Netflix Doubles Down on Korean Cinema with Epic Disaster Saga The Great Flood
Netflix is continuing its aggressive expansion into the Korean film industry, funding high-budget projects that bypass theaters entirely. With local box office numbers for domestic films stuck at around 60% of last year’s attendance, the streaming giant sees an opening — and it’s filling that gap with ambitious content.
This year’s lineup of Korean-language originals has ranged wildly from supernatural thrillers like Revelations to bubbly teen romance in Love Untangled. Now, the platform is set to release The Great Flood, a grand-scale apocalyptic drama brimming with catastrophic imagery — think towering waves, collapsing skyscrapers, and city-wide devastation reminiscent of Hollywood’s golden era of disaster films.

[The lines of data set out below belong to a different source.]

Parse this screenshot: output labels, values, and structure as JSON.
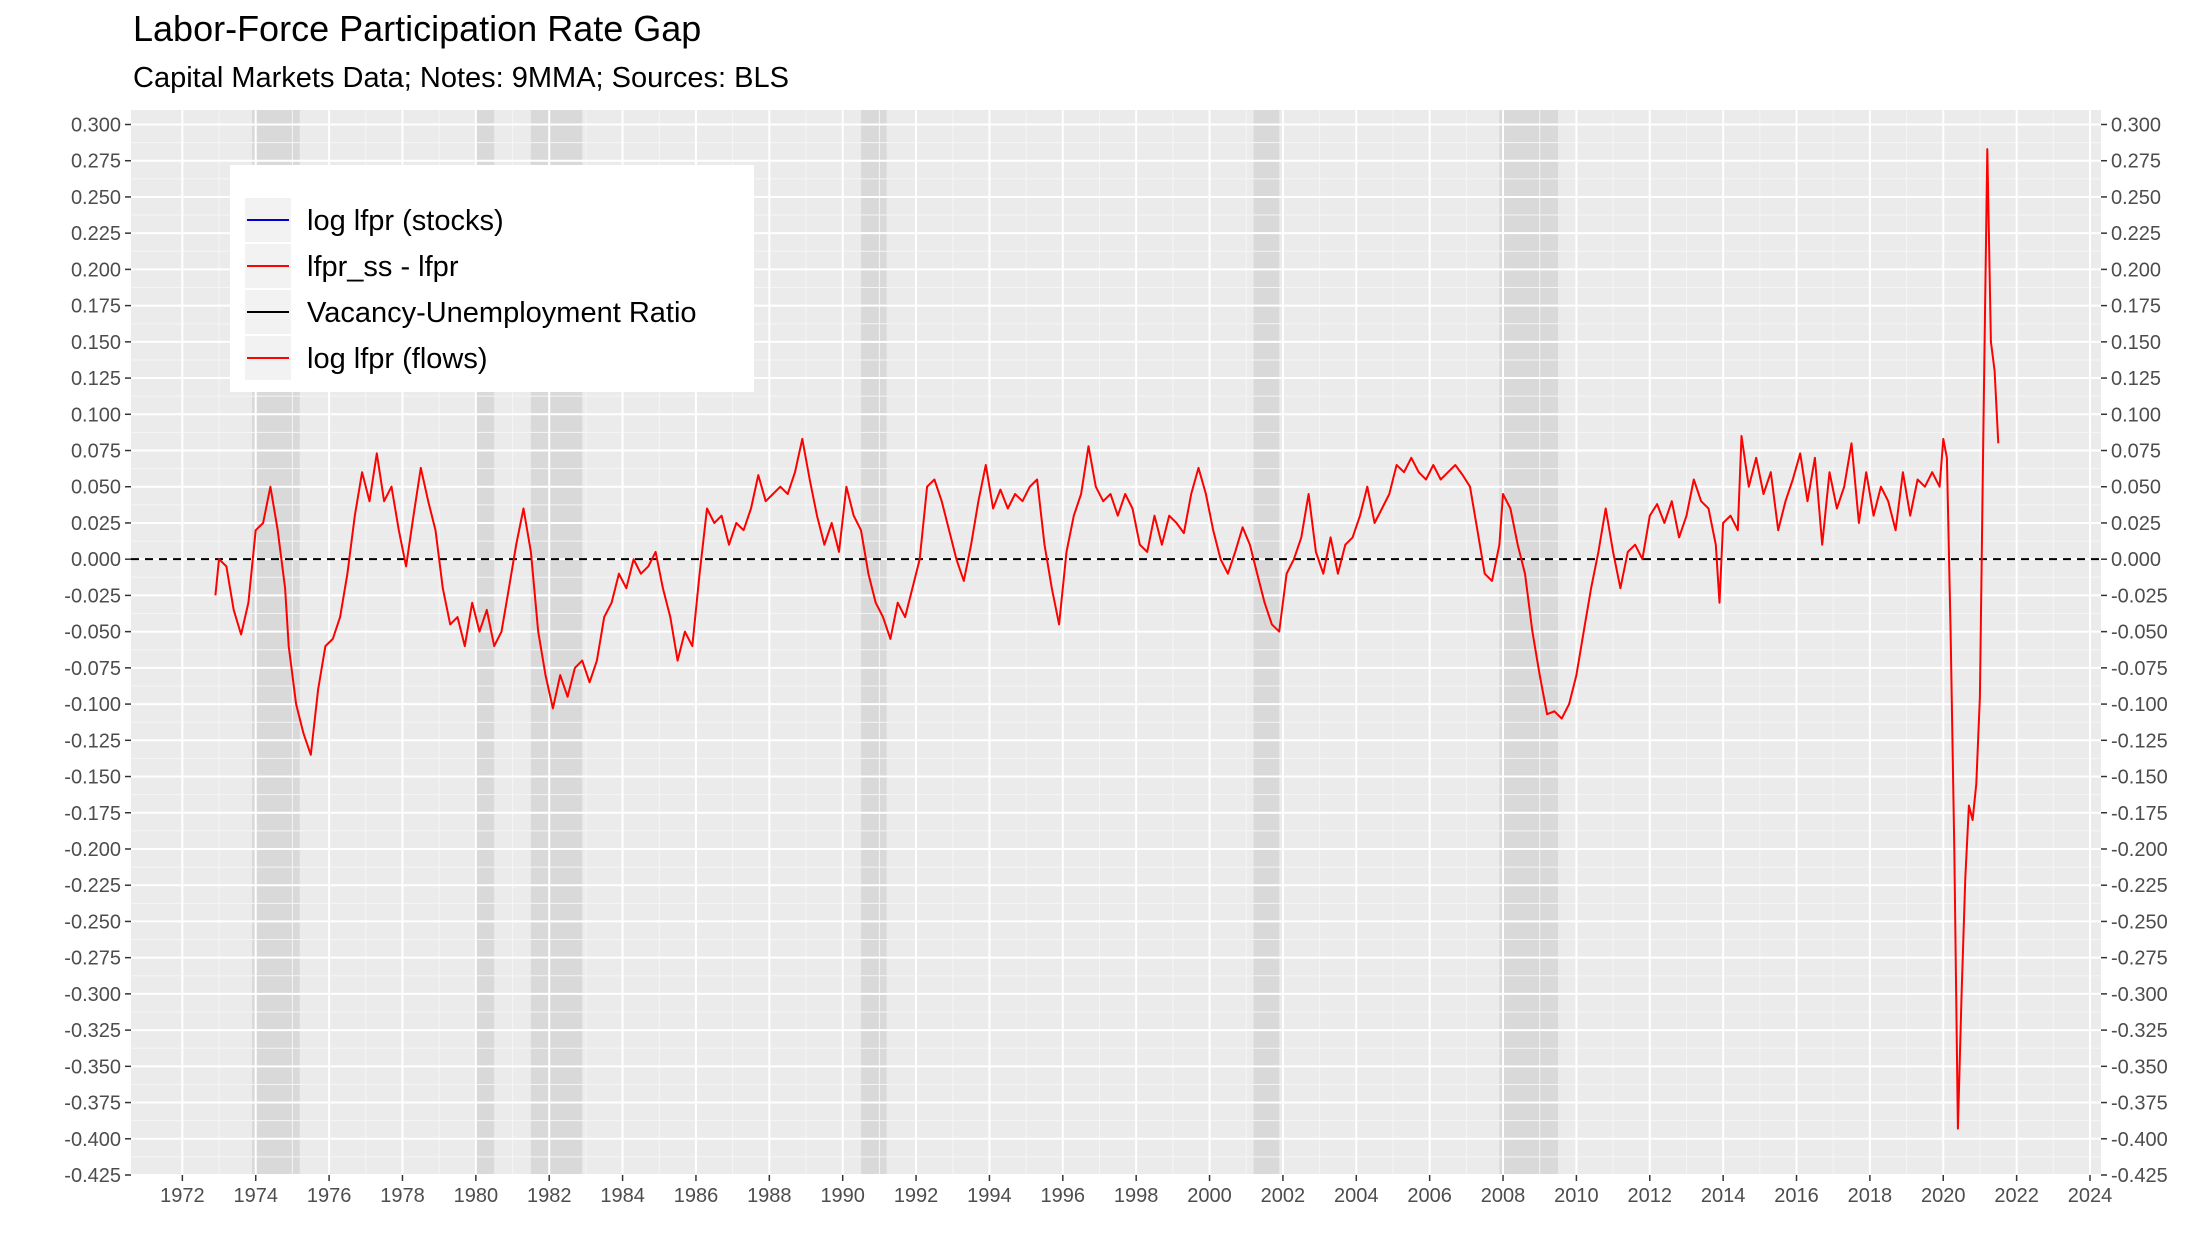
{
  "chart_data": {
    "type": "line",
    "title": "Labor-Force Participation Rate Gap",
    "subtitle": "Capital Markets Data; Notes: 9MMA; Sources: BLS",
    "xlabel": "",
    "ylabel": "",
    "xlim": [
      1970.6,
      2024.3
    ],
    "ylim": [
      -0.425,
      0.31
    ],
    "x_ticks": [
      1972,
      1974,
      1976,
      1978,
      1980,
      1982,
      1984,
      1986,
      1988,
      1990,
      1992,
      1994,
      1996,
      1998,
      2000,
      2002,
      2004,
      2006,
      2008,
      2010,
      2012,
      2014,
      2016,
      2018,
      2020,
      2022,
      2024
    ],
    "y_ticks": [
      0.3,
      0.275,
      0.25,
      0.225,
      0.2,
      0.175,
      0.15,
      0.125,
      0.1,
      0.075,
      0.05,
      0.025,
      0.0,
      -0.025,
      -0.05,
      -0.075,
      -0.1,
      -0.125,
      -0.15,
      -0.175,
      -0.2,
      -0.225,
      -0.25,
      -0.275,
      -0.3,
      -0.325,
      -0.35,
      -0.375,
      -0.4,
      -0.425
    ],
    "y_tick_format": "3 decimals",
    "secondary_y_axis": "mirrored, same ticks",
    "grid": true,
    "reference_line": {
      "y": 0.0,
      "style": "dashed",
      "color": "#000000"
    },
    "recessions": [
      [
        1973.9,
        1975.2
      ],
      [
        1980.0,
        1980.5
      ],
      [
        1981.5,
        1982.9
      ],
      [
        1990.5,
        1991.2
      ],
      [
        2001.2,
        2001.9
      ],
      [
        2007.9,
        2009.5
      ]
    ],
    "legend": {
      "position": "top-left",
      "entries": [
        {
          "label": "log lfpr (stocks)",
          "color": "#0000cc"
        },
        {
          "label": "lfpr_ss - lfpr",
          "color": "#ff0000"
        },
        {
          "label": "Vacancy-Unemployment Ratio",
          "color": "#000000"
        },
        {
          "label": "log lfpr (flows)",
          "color": "#ff0000"
        }
      ]
    },
    "series": [
      {
        "name": "lfpr_ss - lfpr",
        "color": "#ff0000",
        "points": [
          [
            1972.9,
            -0.025
          ],
          [
            1973.0,
            0.0
          ],
          [
            1973.2,
            -0.005
          ],
          [
            1973.4,
            -0.035
          ],
          [
            1973.6,
            -0.052
          ],
          [
            1973.8,
            -0.03
          ],
          [
            1974.0,
            0.02
          ],
          [
            1974.2,
            0.025
          ],
          [
            1974.4,
            0.05
          ],
          [
            1974.6,
            0.02
          ],
          [
            1974.8,
            -0.02
          ],
          [
            1974.9,
            -0.06
          ],
          [
            1975.1,
            -0.1
          ],
          [
            1975.3,
            -0.12
          ],
          [
            1975.5,
            -0.135
          ],
          [
            1975.7,
            -0.09
          ],
          [
            1975.9,
            -0.06
          ],
          [
            1976.1,
            -0.055
          ],
          [
            1976.3,
            -0.04
          ],
          [
            1976.5,
            -0.01
          ],
          [
            1976.7,
            0.03
          ],
          [
            1976.9,
            0.06
          ],
          [
            1977.1,
            0.04
          ],
          [
            1977.3,
            0.073
          ],
          [
            1977.5,
            0.04
          ],
          [
            1977.7,
            0.05
          ],
          [
            1977.9,
            0.02
          ],
          [
            1978.1,
            -0.005
          ],
          [
            1978.3,
            0.03
          ],
          [
            1978.5,
            0.063
          ],
          [
            1978.7,
            0.04
          ],
          [
            1978.9,
            0.02
          ],
          [
            1979.1,
            -0.02
          ],
          [
            1979.3,
            -0.045
          ],
          [
            1979.5,
            -0.04
          ],
          [
            1979.7,
            -0.06
          ],
          [
            1979.9,
            -0.03
          ],
          [
            1980.1,
            -0.05
          ],
          [
            1980.3,
            -0.035
          ],
          [
            1980.5,
            -0.06
          ],
          [
            1980.7,
            -0.05
          ],
          [
            1980.9,
            -0.02
          ],
          [
            1981.1,
            0.01
          ],
          [
            1981.3,
            0.035
          ],
          [
            1981.5,
            0.005
          ],
          [
            1981.7,
            -0.05
          ],
          [
            1981.9,
            -0.08
          ],
          [
            1982.1,
            -0.103
          ],
          [
            1982.3,
            -0.08
          ],
          [
            1982.5,
            -0.095
          ],
          [
            1982.7,
            -0.075
          ],
          [
            1982.9,
            -0.07
          ],
          [
            1983.1,
            -0.085
          ],
          [
            1983.3,
            -0.07
          ],
          [
            1983.5,
            -0.04
          ],
          [
            1983.7,
            -0.03
          ],
          [
            1983.9,
            -0.01
          ],
          [
            1984.1,
            -0.02
          ],
          [
            1984.3,
            0.0
          ],
          [
            1984.5,
            -0.01
          ],
          [
            1984.7,
            -0.005
          ],
          [
            1984.9,
            0.005
          ],
          [
            1985.1,
            -0.02
          ],
          [
            1985.3,
            -0.04
          ],
          [
            1985.5,
            -0.07
          ],
          [
            1985.7,
            -0.05
          ],
          [
            1985.9,
            -0.06
          ],
          [
            1986.1,
            -0.01
          ],
          [
            1986.3,
            0.035
          ],
          [
            1986.5,
            0.025
          ],
          [
            1986.7,
            0.03
          ],
          [
            1986.9,
            0.01
          ],
          [
            1987.1,
            0.025
          ],
          [
            1987.3,
            0.02
          ],
          [
            1987.5,
            0.035
          ],
          [
            1987.7,
            0.058
          ],
          [
            1987.9,
            0.04
          ],
          [
            1988.1,
            0.045
          ],
          [
            1988.3,
            0.05
          ],
          [
            1988.5,
            0.045
          ],
          [
            1988.7,
            0.06
          ],
          [
            1988.9,
            0.083
          ],
          [
            1989.1,
            0.055
          ],
          [
            1989.3,
            0.03
          ],
          [
            1989.5,
            0.01
          ],
          [
            1989.7,
            0.025
          ],
          [
            1989.9,
            0.005
          ],
          [
            1990.1,
            0.05
          ],
          [
            1990.3,
            0.03
          ],
          [
            1990.5,
            0.02
          ],
          [
            1990.7,
            -0.01
          ],
          [
            1990.9,
            -0.03
          ],
          [
            1991.1,
            -0.04
          ],
          [
            1991.3,
            -0.055
          ],
          [
            1991.5,
            -0.03
          ],
          [
            1991.7,
            -0.04
          ],
          [
            1991.9,
            -0.02
          ],
          [
            1992.1,
            0.0
          ],
          [
            1992.3,
            0.05
          ],
          [
            1992.5,
            0.055
          ],
          [
            1992.7,
            0.04
          ],
          [
            1992.9,
            0.02
          ],
          [
            1993.1,
            0.0
          ],
          [
            1993.3,
            -0.015
          ],
          [
            1993.5,
            0.01
          ],
          [
            1993.7,
            0.04
          ],
          [
            1993.9,
            0.065
          ],
          [
            1994.1,
            0.035
          ],
          [
            1994.3,
            0.048
          ],
          [
            1994.5,
            0.035
          ],
          [
            1994.7,
            0.045
          ],
          [
            1994.9,
            0.04
          ],
          [
            1995.1,
            0.05
          ],
          [
            1995.3,
            0.055
          ],
          [
            1995.5,
            0.01
          ],
          [
            1995.7,
            -0.02
          ],
          [
            1995.9,
            -0.045
          ],
          [
            1996.1,
            0.005
          ],
          [
            1996.3,
            0.03
          ],
          [
            1996.5,
            0.045
          ],
          [
            1996.7,
            0.078
          ],
          [
            1996.9,
            0.05
          ],
          [
            1997.1,
            0.04
          ],
          [
            1997.3,
            0.045
          ],
          [
            1997.5,
            0.03
          ],
          [
            1997.7,
            0.045
          ],
          [
            1997.9,
            0.035
          ],
          [
            1998.1,
            0.01
          ],
          [
            1998.3,
            0.005
          ],
          [
            1998.5,
            0.03
          ],
          [
            1998.7,
            0.01
          ],
          [
            1998.9,
            0.03
          ],
          [
            1999.1,
            0.025
          ],
          [
            1999.3,
            0.018
          ],
          [
            1999.5,
            0.045
          ],
          [
            1999.7,
            0.063
          ],
          [
            1999.9,
            0.045
          ],
          [
            2000.1,
            0.02
          ],
          [
            2000.3,
            0.0
          ],
          [
            2000.5,
            -0.01
          ],
          [
            2000.7,
            0.005
          ],
          [
            2000.9,
            0.022
          ],
          [
            2001.1,
            0.01
          ],
          [
            2001.3,
            -0.01
          ],
          [
            2001.5,
            -0.03
          ],
          [
            2001.7,
            -0.045
          ],
          [
            2001.9,
            -0.05
          ],
          [
            2002.1,
            -0.01
          ],
          [
            2002.3,
            0.0
          ],
          [
            2002.5,
            0.015
          ],
          [
            2002.7,
            0.045
          ],
          [
            2002.9,
            0.005
          ],
          [
            2003.1,
            -0.01
          ],
          [
            2003.3,
            0.015
          ],
          [
            2003.5,
            -0.01
          ],
          [
            2003.7,
            0.01
          ],
          [
            2003.9,
            0.015
          ],
          [
            2004.1,
            0.03
          ],
          [
            2004.3,
            0.05
          ],
          [
            2004.5,
            0.025
          ],
          [
            2004.7,
            0.035
          ],
          [
            2004.9,
            0.045
          ],
          [
            2005.1,
            0.065
          ],
          [
            2005.3,
            0.06
          ],
          [
            2005.5,
            0.07
          ],
          [
            2005.7,
            0.06
          ],
          [
            2005.9,
            0.055
          ],
          [
            2006.1,
            0.065
          ],
          [
            2006.3,
            0.055
          ],
          [
            2006.5,
            0.06
          ],
          [
            2006.7,
            0.065
          ],
          [
            2006.9,
            0.058
          ],
          [
            2007.1,
            0.05
          ],
          [
            2007.3,
            0.02
          ],
          [
            2007.5,
            -0.01
          ],
          [
            2007.7,
            -0.015
          ],
          [
            2007.9,
            0.01
          ],
          [
            2008.0,
            0.045
          ],
          [
            2008.2,
            0.035
          ],
          [
            2008.4,
            0.01
          ],
          [
            2008.6,
            -0.01
          ],
          [
            2008.8,
            -0.05
          ],
          [
            2009.0,
            -0.08
          ],
          [
            2009.2,
            -0.107
          ],
          [
            2009.4,
            -0.105
          ],
          [
            2009.6,
            -0.11
          ],
          [
            2009.8,
            -0.1
          ],
          [
            2010.0,
            -0.08
          ],
          [
            2010.2,
            -0.05
          ],
          [
            2010.4,
            -0.02
          ],
          [
            2010.6,
            0.005
          ],
          [
            2010.8,
            0.035
          ],
          [
            2011.0,
            0.005
          ],
          [
            2011.2,
            -0.02
          ],
          [
            2011.4,
            0.005
          ],
          [
            2011.6,
            0.01
          ],
          [
            2011.8,
            0.0
          ],
          [
            2012.0,
            0.03
          ],
          [
            2012.2,
            0.038
          ],
          [
            2012.4,
            0.025
          ],
          [
            2012.6,
            0.04
          ],
          [
            2012.8,
            0.015
          ],
          [
            2013.0,
            0.03
          ],
          [
            2013.2,
            0.055
          ],
          [
            2013.4,
            0.04
          ],
          [
            2013.6,
            0.035
          ],
          [
            2013.8,
            0.01
          ],
          [
            2013.9,
            -0.03
          ],
          [
            2014.0,
            0.025
          ],
          [
            2014.2,
            0.03
          ],
          [
            2014.4,
            0.02
          ],
          [
            2014.5,
            0.085
          ],
          [
            2014.7,
            0.05
          ],
          [
            2014.9,
            0.07
          ],
          [
            2015.1,
            0.045
          ],
          [
            2015.3,
            0.06
          ],
          [
            2015.5,
            0.02
          ],
          [
            2015.7,
            0.04
          ],
          [
            2015.9,
            0.055
          ],
          [
            2016.1,
            0.073
          ],
          [
            2016.3,
            0.04
          ],
          [
            2016.5,
            0.07
          ],
          [
            2016.7,
            0.01
          ],
          [
            2016.9,
            0.06
          ],
          [
            2017.1,
            0.035
          ],
          [
            2017.3,
            0.05
          ],
          [
            2017.5,
            0.08
          ],
          [
            2017.7,
            0.025
          ],
          [
            2017.9,
            0.06
          ],
          [
            2018.1,
            0.03
          ],
          [
            2018.3,
            0.05
          ],
          [
            2018.5,
            0.04
          ],
          [
            2018.7,
            0.02
          ],
          [
            2018.9,
            0.06
          ],
          [
            2019.1,
            0.03
          ],
          [
            2019.3,
            0.055
          ],
          [
            2019.5,
            0.05
          ],
          [
            2019.7,
            0.06
          ],
          [
            2019.9,
            0.05
          ],
          [
            2020.0,
            0.083
          ],
          [
            2020.1,
            0.07
          ],
          [
            2020.2,
            -0.05
          ],
          [
            2020.3,
            -0.2
          ],
          [
            2020.4,
            -0.393
          ],
          [
            2020.5,
            -0.3
          ],
          [
            2020.6,
            -0.22
          ],
          [
            2020.7,
            -0.17
          ],
          [
            2020.8,
            -0.18
          ],
          [
            2020.9,
            -0.155
          ],
          [
            2021.0,
            -0.095
          ],
          [
            2021.1,
            0.1
          ],
          [
            2021.2,
            0.283
          ],
          [
            2021.3,
            0.15
          ],
          [
            2021.4,
            0.13
          ],
          [
            2021.5,
            0.08
          ]
        ]
      }
    ]
  }
}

Director Kim Byung-woo, best known for The Terror Live and Take Point, describes the film as a hybrid of disaster and science fiction, aiming to deliver the thrill of both genres. Kim’s recent project, the $22 million fantasy epic Omniscient Reader: The Prophecy, failed to meet expectations, but he’s clearly ready for redemption with this new venture. On a personal note, Kim recently made headlines by marrying actress-singer Hahm Eun-jung of T-ara.
Plot Overview
The Great Flood opens with An-na (Kim Da-mi), an AI researcher and single mother, waking to find Seoul submerged. As floodwaters rise, security officer Hee-jo (Park Hae-soo) arrives to rescue her. During their escape, she learns shocking truths — an asteroid impact has triggered the melting of Antarctic ice caps, civilization is collapsing, and she may hold the key to humanity’s survival.
Kim Da-mi, celebrated for her fierce performances in The Witch and Itaewon Class, takes on one of her most emotionally charged roles yet. She admitted that portraying motherhood was her biggest challenge, crediting child actor Kwon Eun-seong for helping her connect with the role on a deeper level.
Park Hae-soo, now a familiar Netflix face following Squid Game, Good News, and The Price of Confession, recalls finding the screenplay cryptic but irresistible. “It wasn’t a typical script — it felt like decoding a puzzle,” he said, noting that the unease it evoked kept him hooked.
Eight-year-old Kwon Eun-seong, who plays An-na’s son Ja-in, charmed the press with his candid reason for joining the film: “I love water and swimming. When I saw the audition involved swimming, I really wanted it.”
Midway through, the film shifts gears into cerebral science fiction, echoing the narrative twists of Edge of Tomorrow and the complexity of Christopher Nolan’s works. Kim warns that confusion is part of the experience, mirroring An-na’s journey. “The uncertainty makes the payoff richer,” he explained, adding that the film ultimately explores “what love is, and where it comes from.”
The Great Flood premieres globally on Netflix this Friday.